Dans le début d'après-midi, le prince convoqua la totalité des gardes moi y compris, dans la tour de contrôle. Ses doutes étaient levés. Il nous informa de ses nouvelles découvertes : "Messieurs, le terme de notre voyage se dessine. J'ai enfin trouvé l'Avatar. Grâce à mes observations, j'ai réussi à discerner une forme humaine sortant d'un navire de la marine du feu pris dans les glaces. Il se déplaçait par des bons de plusieurs mètres dans les airs, une preuve d'agilité pour son grand âge. J'ai aussi repéré l'endroit où il se cache. Un petit village de la Tribu de l'eau. Je veux des cartes de la région pour planifier au mieux l'attaque. Préparez-vous au combat, aujourd'hui, nous reviendront victorieux, ou nous mourrons au champ d'honneur."
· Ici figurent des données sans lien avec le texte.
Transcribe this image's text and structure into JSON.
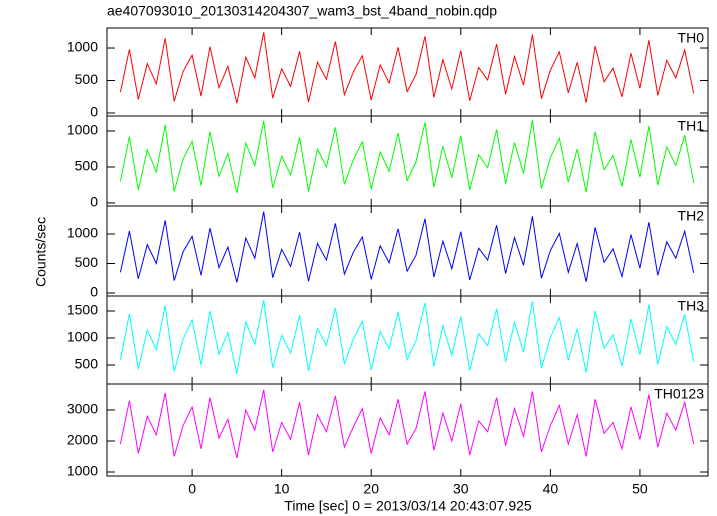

Cette nouvelle sembla galvaniser les hommes et les terroriser à égale mesure. Suite au discours de son frère la princesse Sosha me tendit un faible sourire d'encouragement, qui ne faisait que cacher sa propre anxiété. Une chose était sûre, je la protégerais, ma vie importait peu, si je pouvais la savoir en sécurité.